Two Progressive Conservative MLAs in key swing ridings say they're not sure yet whether they'll reoffer as candidates in next year's provincial election.
PC caucus chair Greg Turner and former attorney-general Andrea Anderson-Mason both say it's too early for them to commit to being on the ballot in October 2024.
Turner, the MLA for Moncton South, said he's "certainly very interested in reoffering at this time," but his decision will be based in part on who the leader of the PCs will be in the next election.
Premier Blaine Higgs said he hasn't decided whether to try for another mandate or retire before the next campaign, triggering a leadership race.
"I would not want to commit until I know who the leader would be," said Turner, a popular former city councillor who flipped Moncton South from the Liberals in the 2020 election, helping Higgs turn a minority government into a majority.
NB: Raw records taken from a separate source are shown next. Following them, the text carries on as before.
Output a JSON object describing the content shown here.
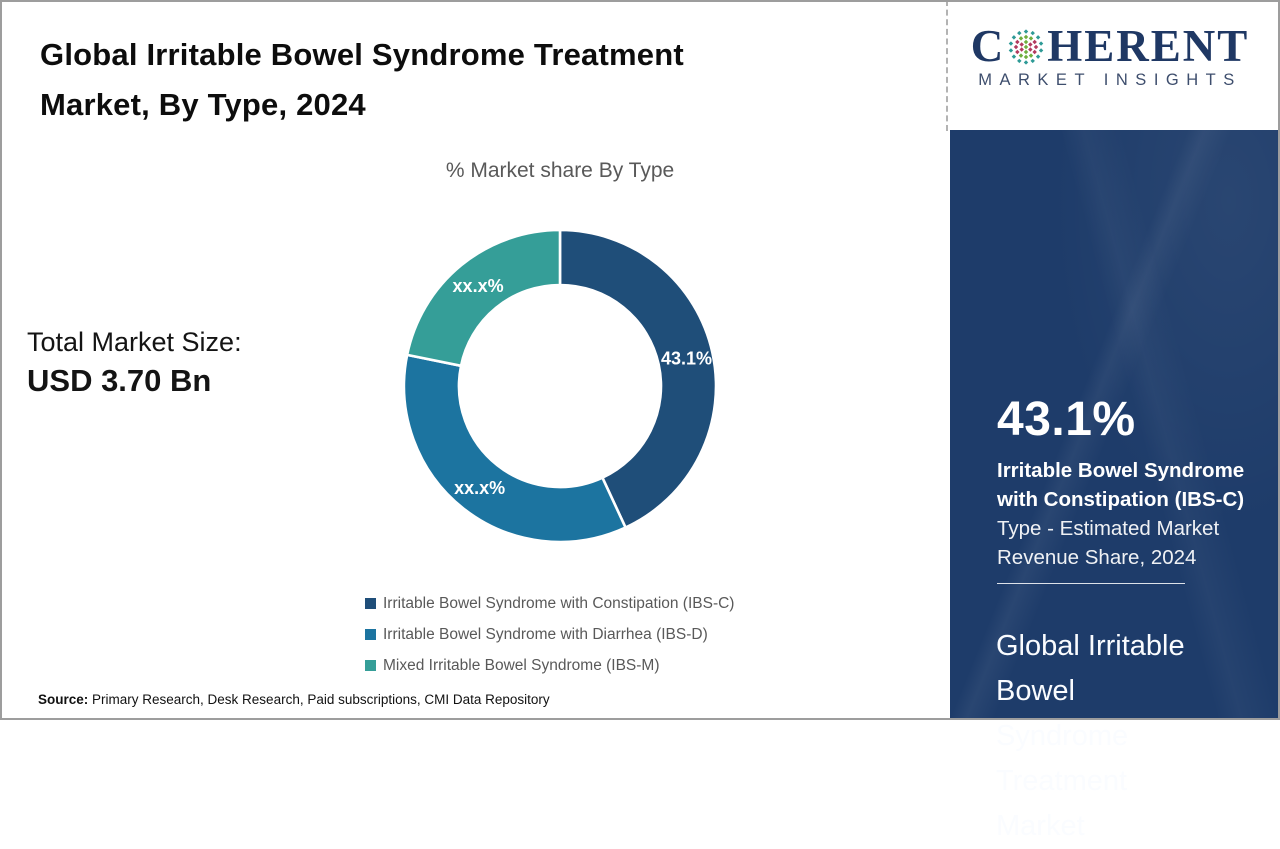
{
  "header": {
    "title": "Global Irritable Bowel Syndrome Treatment\nMarket, By Type, 2024",
    "logo": {
      "word_start": "C",
      "word_end": "HERENT",
      "tagline": "MARKET INSIGHTS",
      "navy": "#1F3864",
      "globe_colors": {
        "teal": "#2E9A96",
        "green": "#6FAE3E",
        "red": "#B23A5E"
      }
    }
  },
  "left_stats": {
    "label": "Total Market Size:",
    "value": "USD 3.70 Bn"
  },
  "chart_data": {
    "type": "pie",
    "subtype": "donut",
    "title": "% Market share By Type",
    "start_angle_deg": 0,
    "direction": "clockwise",
    "inner_radius_ratio": 0.65,
    "legend_position": "bottom",
    "series": [
      {
        "label": "Irritable Bowel Syndrome with Constipation (IBS-C)",
        "value": 43.1,
        "display": "43.1%",
        "color": "#1F4E79"
      },
      {
        "label": "Irritable Bowel Syndrome with Diarrhea (IBS-D)",
        "value": 35.1,
        "display": "xx.x%",
        "color": "#1C74A0"
      },
      {
        "label": "Mixed Irritable Bowel Syndrome (IBS-M)",
        "value": 21.8,
        "display": "xx.x%",
        "color": "#359E98"
      }
    ]
  },
  "side_panel": {
    "background": "#1E3C6A",
    "stat_value": "43.1%",
    "stat_label_bold": "Irritable Bowel Syndrome\nwith Constipation (IBS-C)",
    "stat_label_regular": "Type - Estimated Market\nRevenue Share, 2024",
    "headline": "Global Irritable\nBowel\nSyndrome\nTreatment\nMarket"
  },
  "footer": {
    "source_label": "Source:",
    "source_text": " Primary Research, Desk Research, Paid subscriptions, CMI Data Repository"
  }
}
Anderson-Mason, the Fundy-the Isles-Saint John West MLA Andrea Anderson-Mason, said she hasn't made up her mind either.
"I have not made a decision," she said.
Anderson-Mason defeated longtime Liberal MLA Rick Doucet in the 2018 election, in which the PCs eked out a one-seat edge on the Liberals despite losing the popular vote.
The two ridings are among those the Liberals would aim to win back if they have any chance of beating the Tories in 2024.
CBC News asked 28 PC MLAs — all but Higgs himself — whether they've decided on running next year. Most did not respond to the email survey.
Cabinet minister Daniel Allain said in his email response that he's "very disappointed" an independent commission has removed two neighbourhoods from his riding of Moncton East in a proposed new electoral map.
He plans to file an objection to the changes but said he'll work to represent current constituents who will find themselves in either Moncton East or Champdoré-Irishtown when the new map is in place.
"I have affinities, strong relationships and deep family roots in both new ridings," said Allain, who led the government's local government reform over the last three years.
"I hope to make a decision next summer 2024 on my intentions to run the next provincial election scheduled in October 2024."
He would not say definitively whether his decision is between two ridings or between running and not running.
Five PC members said they plan to be on the ballot: cabinet ministers Dorothy Shephard, Gary Crossman and Margaret Johnson, and backbenchers Sherry Wilson and Mary Wilson.
"We are finally making headway on files and navigating the needs of the various communities," said Johnson, the MLA for Carleton-Victoria and minister of agriculture, aquaculture and fisheries.
"With the addition of new sections to the riding, I am excited to welcome additional constituents. We must assure that our highways, roads and infrastructures are top notch and I am ready to do the work to bring those files to the finish line."
One PC MLA said he definitely would not be running next year: Ross Wetmore of Gagetown-Petitcodiac, first elected in 2010.
He didn't respond to a followup email asking him for an interview.
Mary Wilson, who was shuffled out of cabinet last year and represents Oromocto-Fredericton-Lincoln, said in her email she had "no issues" with a potential complication for her re-election.
Because of the redrawing of the election map, she and Transportation Minister Jeff Carr will be living in the same new riding of Oromocto-Sunbury, which means they might have to face each other in a race for the PC nomination.
Carr said in a tweet this week that he hasn't decided whether to run there or in the new Hanwell-New Maryland riding. Parts of both are in his current constituency.
"I'm torn, I love both areas, but I live in Geary," he said, which is a community in Oromocto-Sunbury.
Wilson did not respond to an interview request on the potential dilemma.